Gesundheitsförderung Schweiz fördert die Chancengleichheit durch die Unterstützung mehrerer Projekte, die Teil von kantonalen Aktionsprogrammen sind. Im Rahmen des Projekts Vitalina suchen interkulturelle Vermittlerinnen und Vermittler Orte wie zum Beispiel Spielplätze auf, wo sozial benachteiligte Familien (Migranten/innen oder Alleinerziehende) mit Kleinkindern anzutreffen sind und beraten diese zum Thema Ernährung und Bewegung.

Nebst den Aktivitäten in den kantonalen Aktionsprogrammen waren acht Kantone im Rahmen des vom BAG finanzierten Programms «Migration und Gesundheit» aktiv. Vier Kantone realisierten Projekte zur Vernetzung des Gesundheits- und Integrationsbereichs (BS, JU, NE, SG), und vier Kantone entwickelten niederschwellige Angebote zur Förderung der Gesundheitskompetenz schwer erreichbarer Gruppen (OW, NW, FR, VS). So wurde im Kanton Obwalden zum Beispiel ein Generationentreff ins Leben gerufen.
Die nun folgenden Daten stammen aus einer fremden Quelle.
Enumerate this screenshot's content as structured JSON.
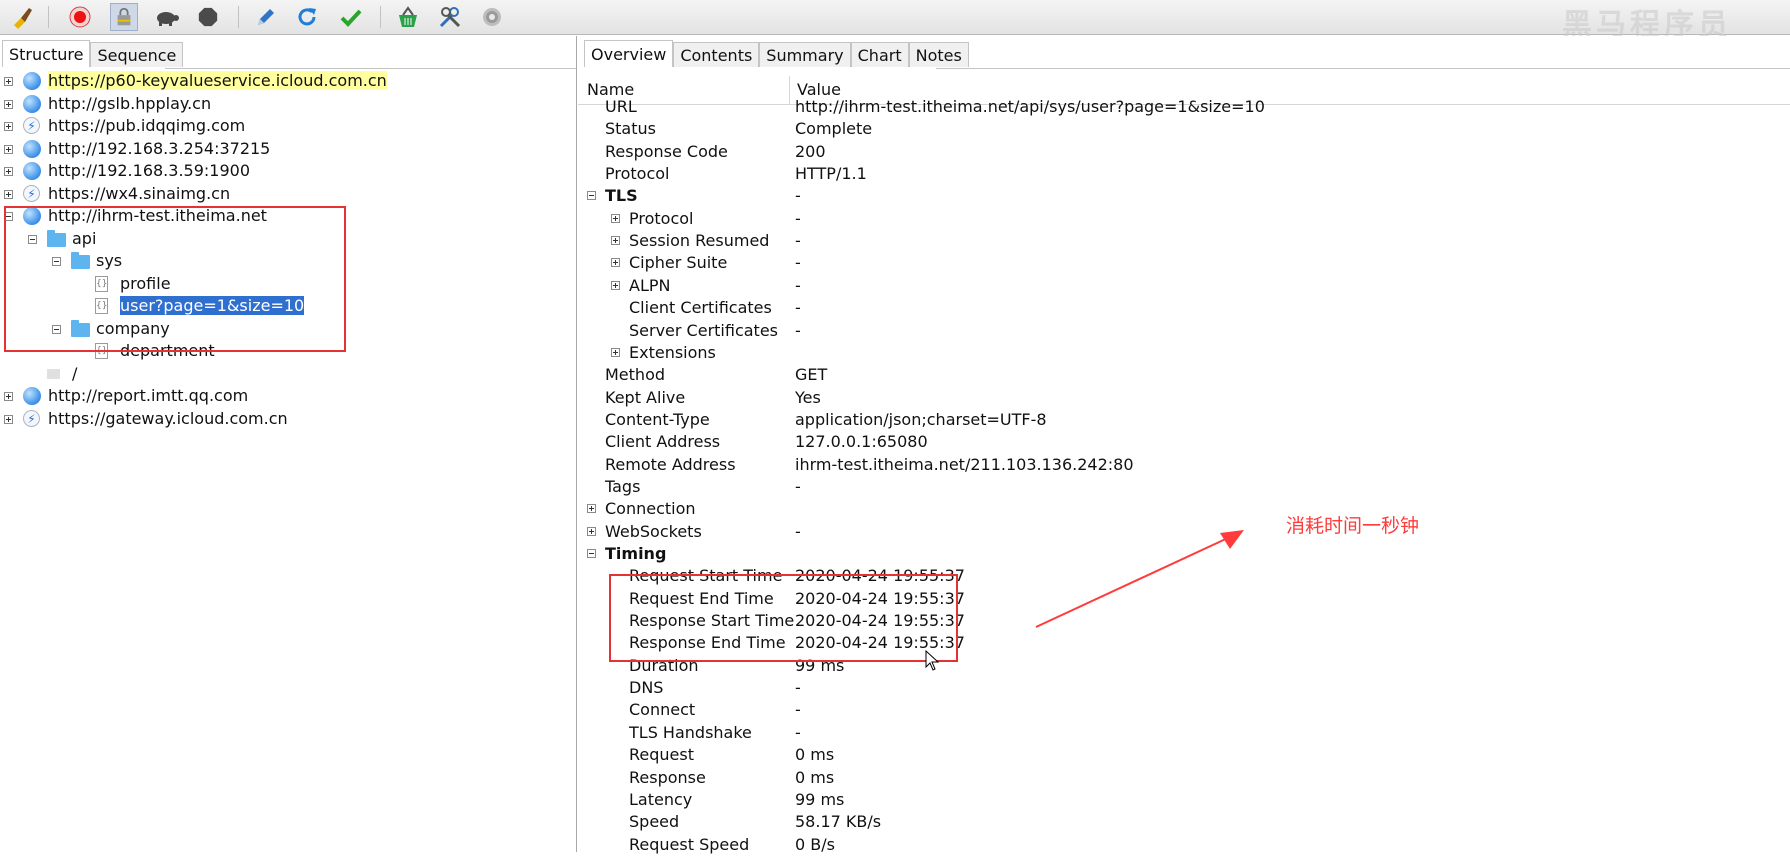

Vermehrte Berücksichtigung von Einkommen und Bildungsniveau

Diese auf die Migration ausgerichteten Massnahmen führten zu ermutigenden Ergebnissen, sie müssen aber ausgebaut werden und weitere benachteiligte Bevölkerungsgruppen einbeziehen. Insbesondere das Einkommen und das Bildungsniveau sind vermehrt zu berücksichtigen. Daher sehen Gesundheitsförderung Schweiz, das BAG und die GDK vor, die Kriterien zur Auswahl neu zu unterstützender Projekte ab 2018 in diesem Sinne zu ergänzen. Zur Verstärkung der Chancengleichheit in den kantonalen Aktionsprogrammen werden auch Empfehlungen zuhanden der Kantone abgegeben. Schliesslich achtet Gesundheitsförderung Schweiz darauf, dass die von ihr finanziell unterstützten Präventionsprojekte in der Gesundheitsversorgung die benachteiligten Bevölkerungsgruppen einbeziehen.

Die Verantwortlichen für Präventionsprojekte und die Gesundheitsfachpersonen müssen eine wichtige Rolle im Bereich der Chancengleichheit spielen und den möglichen Einfluss sozioökonomischer Faktoren auf die Gesundheit vermehrt berücksichtigen. Das kann Massnahmen zur Schulung und Sensibilisierung der Fachpersonen sowie Anpassungen bei der medizinischen oder der sozialen Patientenbetreuung erfordern.